Free-Falling into Change

A door closing became the catalyst to another opening. After assessing finances, I took a gap year in 2017 to explore and travel. I traveled for 170 days on a strict budget. At the end of 2017 I decided to not go back to an office job. The joy of newfound autonomy was much too sticky.

Doing & Becoming

During this time, I asked existential and individuation question- flipping the logic and the syntax. Instead of— What do I want to become, I asked What can I learn about the person I am becoming, by the things that I am doing and the choices that I am making?

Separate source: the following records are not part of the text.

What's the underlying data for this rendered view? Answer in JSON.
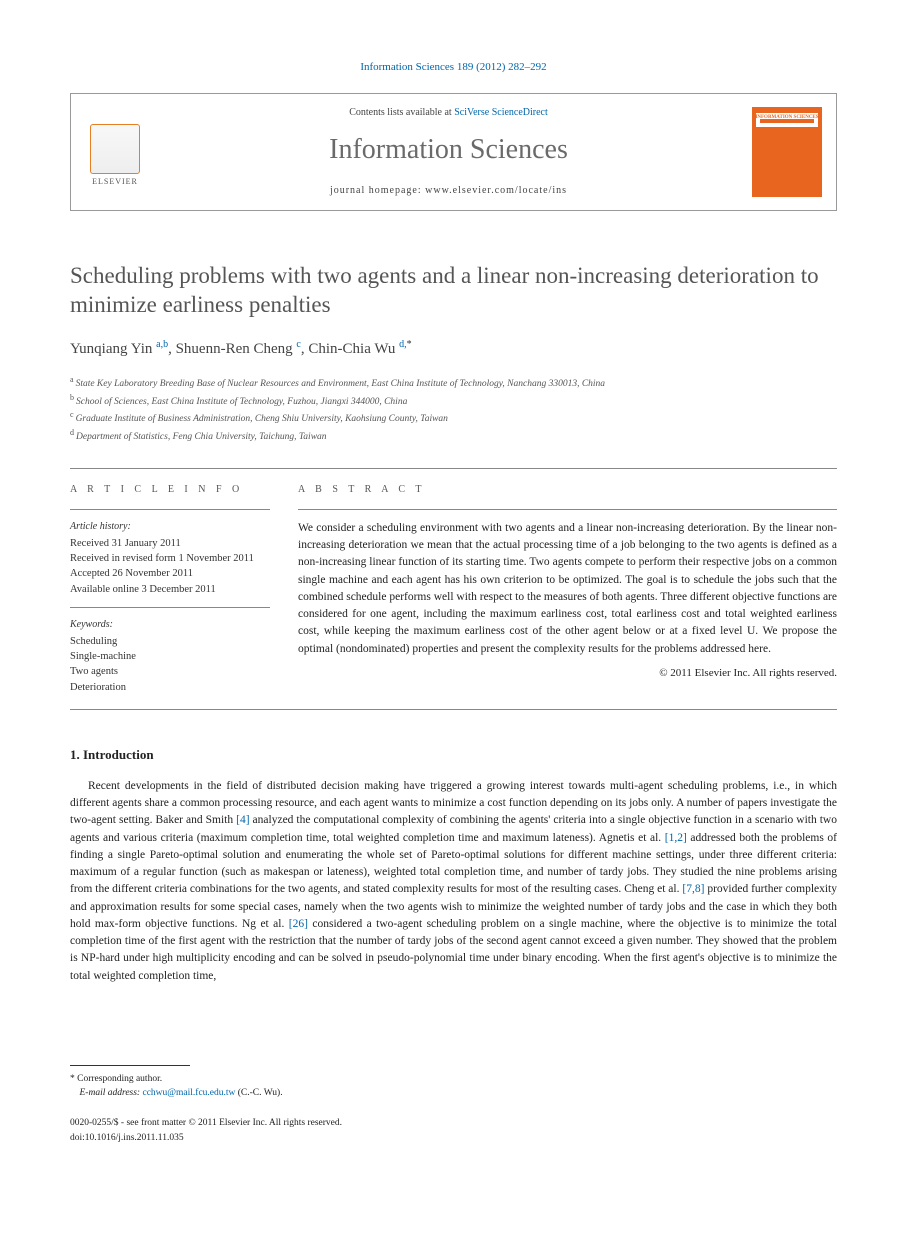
{
  "journal_ref": "Information Sciences 189 (2012) 282–292",
  "header_box": {
    "contents_prefix": "Contents lists available at ",
    "contents_link": "SciVerse ScienceDirect",
    "journal_title": "Information Sciences",
    "homepage_prefix": "journal homepage: ",
    "homepage_url": "www.elsevier.com/locate/ins",
    "publisher_logo_text": "ELSEVIER",
    "cover_label": "INFORMATION SCIENCES"
  },
  "title": "Scheduling problems with two agents and a linear non-increasing deterioration to minimize earliness penalties",
  "authors": [
    {
      "name": "Yunqiang Yin",
      "sup": "a,b"
    },
    {
      "name": "Shuenn-Ren Cheng",
      "sup": "c"
    },
    {
      "name": "Chin-Chia Wu",
      "sup": "d,",
      "corr": true
    }
  ],
  "author_sep": ", ",
  "corr_marker": "*",
  "affiliations": [
    {
      "sup": "a",
      "text": "State Key Laboratory Breeding Base of Nuclear Resources and Environment, East China Institute of Technology, Nanchang 330013, China"
    },
    {
      "sup": "b",
      "text": "School of Sciences, East China Institute of Technology, Fuzhou, Jiangxi 344000, China"
    },
    {
      "sup": "c",
      "text": "Graduate Institute of Business Administration, Cheng Shiu University, Kaohsiung County, Taiwan"
    },
    {
      "sup": "d",
      "text": "Department of Statistics, Feng Chia University, Taichung, Taiwan"
    }
  ],
  "info": {
    "head": "A R T I C L E   I N F O",
    "history_head": "Article history:",
    "history": [
      "Received 31 January 2011",
      "Received in revised form 1 November 2011",
      "Accepted 26 November 2011",
      "Available online 3 December 2011"
    ],
    "keywords_head": "Keywords:",
    "keywords": [
      "Scheduling",
      "Single-machine",
      "Two agents",
      "Deterioration"
    ]
  },
  "abstract": {
    "head": "A B S T R A C T",
    "text": "We consider a scheduling environment with two agents and a linear non-increasing deterioration. By the linear non-increasing deterioration we mean that the actual processing time of a job belonging to the two agents is defined as a non-increasing linear function of its starting time. Two agents compete to perform their respective jobs on a common single machine and each agent has his own criterion to be optimized. The goal is to schedule the jobs such that the combined schedule performs well with respect to the measures of both agents. Three different objective functions are considered for one agent, including the maximum earliness cost, total earliness cost and total weighted earliness cost, while keeping the maximum earliness cost of the other agent below or at a fixed level U. We propose the optimal (nondominated) properties and present the complexity results for the problems addressed here.",
    "copyright": "© 2011 Elsevier Inc. All rights reserved."
  },
  "section1": {
    "title": "1. Introduction",
    "body_parts": [
      "Recent developments in the field of distributed decision making have triggered a growing interest towards multi-agent scheduling problems, i.e., in which different agents share a common processing resource, and each agent wants to minimize a cost function depending on its jobs only. A number of papers investigate the two-agent setting. Baker and Smith ",
      "[4]",
      " analyzed the computational complexity of combining the agents' criteria into a single objective function in a scenario with two agents and various criteria (maximum completion time, total weighted completion time and maximum lateness). Agnetis et al. ",
      "[1,2]",
      " addressed both the problems of finding a single Pareto-optimal solution and enumerating the whole set of Pareto-optimal solutions for different machine settings, under three different criteria: maximum of a regular function (such as makespan or lateness), weighted total completion time, and number of tardy jobs. They studied the nine problems arising from the different criteria combinations for the two agents, and stated complexity results for most of the resulting cases. Cheng et al. ",
      "[7,8]",
      " provided further complexity and approximation results for some special cases, namely when the two agents wish to minimize the weighted number of tardy jobs and the case in which they both hold max-form objective functions. Ng et al. ",
      "[26]",
      " considered a two-agent scheduling problem on a single machine, where the objective is to minimize the total completion time of the first agent with the restriction that the number of tardy jobs of the second agent cannot exceed a given number. They showed that the problem is NP-hard under high multiplicity encoding and can be solved in pseudo-polynomial time under binary encoding. When the first agent's objective is to minimize the total weighted completion time,"
    ]
  },
  "footer": {
    "corr_label": "* Corresponding author.",
    "email_label": "E-mail address:",
    "email": "cchwu@mail.fcu.edu.tw",
    "email_name": "(C.-C. Wu).",
    "meta1": "0020-0255/$ - see front matter © 2011 Elsevier Inc. All rights reserved.",
    "meta2": "doi:10.1016/j.ins.2011.11.035"
  },
  "colors": {
    "link": "#0066aa",
    "accent_orange": "#e8651f",
    "text": "#222222",
    "muted": "#555555"
  }
}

My writing and the salons came out of such exploration and experimentation.

Change as Process

To chunk down the ambiguity of change, I introduced process and structure where I could. I fortified the bridge financially, making sure that my life was responsibly resourced. I drastically cut down expenses and lifestyle, all the while honoring my values and never letting joy out of sight.

I built a new lifeline of change agents, people who were either undergoing change or were desiring to disrupt their lives. I studied the habits, choices and lifestyles of communities who mimicked the future choices I wanted to make— creatives, nomads and learners.

I used the tools and process of a framework called Life Design — from a book that was recommended by a wise friend end of 2016.

Change as Practice

I have gotten to a point where I don’t freak out anymore by the prospect of venturing into the unknown. My hands still get cold and clammy and when I find myself lapsing into old mental models, I have the awareness and the lifeline calls to forestall panic spirals. The last three years have been catalytic to unlocking hidden parts that had gone missing. This discovery has been foundational for happiness in ways that I did not anticipate. Armed with a new sense of resilience and confidence I look forward to the journey ahead even if the road is windy and does not augur a destination (yet).